Renowned for providing exceptional palliative care services across eastern Hertfordshire for more than 40 years, the charity’s services include Hospice at Home – which enables those facing a life-limiting illness to spend their remaining days in the comfort of their home – as well as its in-patient unit, community team, Living Well with Isabel programme and family and bereavement support service.
Last year, the Bridge Street shop alone helped to fund 1,061 hours of compassionate care. By ensuring that its shelves remained stocked, hospice volunteers will be able to continue their mission to “ensure that no one in the community faces life-limiting illnesses alone”.
Not only do the public’s donations fund the charity’s palliative care, but Isabel Hospice also assures climate-conscious thrift-shoppers that they benefit the environment by “turning pre-loved items into nursing hours”.
Its sustainability initiative, Tonnes of Care, launched in 2022, runs seamlessly alongside Donate To Feel Great, attempting to salvage what they can of the 300,000 tonnes of clothes thrown away by British households each year on average.

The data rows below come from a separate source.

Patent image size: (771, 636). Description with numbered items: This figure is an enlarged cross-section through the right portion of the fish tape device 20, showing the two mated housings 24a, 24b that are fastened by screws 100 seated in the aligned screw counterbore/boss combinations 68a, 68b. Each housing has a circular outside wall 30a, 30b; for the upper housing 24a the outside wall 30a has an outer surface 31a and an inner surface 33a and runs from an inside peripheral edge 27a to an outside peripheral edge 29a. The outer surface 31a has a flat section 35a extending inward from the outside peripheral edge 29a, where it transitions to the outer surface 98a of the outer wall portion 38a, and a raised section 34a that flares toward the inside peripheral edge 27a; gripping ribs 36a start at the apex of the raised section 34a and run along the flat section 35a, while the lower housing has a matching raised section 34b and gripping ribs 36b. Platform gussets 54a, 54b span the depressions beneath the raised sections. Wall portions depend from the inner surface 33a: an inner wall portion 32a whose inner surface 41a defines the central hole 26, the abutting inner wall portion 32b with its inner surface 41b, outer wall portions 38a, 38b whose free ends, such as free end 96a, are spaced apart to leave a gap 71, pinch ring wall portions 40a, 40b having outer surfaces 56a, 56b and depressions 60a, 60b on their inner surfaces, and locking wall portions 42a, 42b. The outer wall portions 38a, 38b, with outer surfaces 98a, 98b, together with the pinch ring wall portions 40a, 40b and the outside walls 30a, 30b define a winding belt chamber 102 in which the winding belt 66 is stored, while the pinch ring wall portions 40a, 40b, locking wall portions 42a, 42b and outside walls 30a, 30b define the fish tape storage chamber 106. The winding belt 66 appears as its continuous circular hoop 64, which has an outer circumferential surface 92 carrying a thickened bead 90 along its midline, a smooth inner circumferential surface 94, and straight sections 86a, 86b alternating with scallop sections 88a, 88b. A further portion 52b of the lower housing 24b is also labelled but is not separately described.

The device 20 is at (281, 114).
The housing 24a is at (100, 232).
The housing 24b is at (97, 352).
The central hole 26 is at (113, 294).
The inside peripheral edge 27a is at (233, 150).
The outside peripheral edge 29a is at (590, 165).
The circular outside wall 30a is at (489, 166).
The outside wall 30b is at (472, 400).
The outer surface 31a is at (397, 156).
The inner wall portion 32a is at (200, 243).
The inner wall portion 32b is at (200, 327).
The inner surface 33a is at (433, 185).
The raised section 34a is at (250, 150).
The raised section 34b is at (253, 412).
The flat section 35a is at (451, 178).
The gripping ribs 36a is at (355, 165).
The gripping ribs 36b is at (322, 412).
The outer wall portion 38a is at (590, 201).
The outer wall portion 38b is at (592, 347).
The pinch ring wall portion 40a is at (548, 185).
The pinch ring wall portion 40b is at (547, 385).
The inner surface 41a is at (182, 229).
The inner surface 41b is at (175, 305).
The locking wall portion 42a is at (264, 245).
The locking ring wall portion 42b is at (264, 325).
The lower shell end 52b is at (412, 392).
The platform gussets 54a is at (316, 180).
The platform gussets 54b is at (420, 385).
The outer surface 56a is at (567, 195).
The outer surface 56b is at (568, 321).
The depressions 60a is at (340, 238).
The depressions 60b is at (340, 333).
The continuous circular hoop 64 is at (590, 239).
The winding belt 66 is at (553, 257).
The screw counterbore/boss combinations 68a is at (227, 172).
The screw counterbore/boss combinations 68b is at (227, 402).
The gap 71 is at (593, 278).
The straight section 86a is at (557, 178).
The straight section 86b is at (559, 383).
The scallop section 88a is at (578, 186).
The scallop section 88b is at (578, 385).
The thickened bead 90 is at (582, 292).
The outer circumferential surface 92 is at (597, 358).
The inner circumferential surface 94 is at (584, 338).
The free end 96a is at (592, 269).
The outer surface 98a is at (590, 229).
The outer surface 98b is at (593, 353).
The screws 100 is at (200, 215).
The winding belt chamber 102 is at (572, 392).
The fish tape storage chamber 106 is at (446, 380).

Instead of discarding items that still have plenty of life left in them, Isabel Hospice urges their owners to give them a second chance, extending their lifecycle, reducing the demand for new products and thus supporting the circular economy.
In 2022-23, 1,894 people in eastern Herts used Isabel Hospice services – 63% were cancer patients and 37% had other diagnoses – whilst 3,376 people attended its Compassionate Cafés.
All the services are free to those who need them but cost the charity £7 million a year to run. Only a quarter of the funding is from the NHS, meaning the charity relies heavily on donations as well as income from fundraising events and from its shops.
The charity generated more than £83 million of social value last year for customers, staff, volunteers and donors, meaning that every £1 spent in its shops generated £11.76 of social value for local communities.
Emma Cooper, who lives in Cheshunt, is an A-level student taking English, sociology and history at Haileybury Turnford. She spent a week’s work experience with the Indie.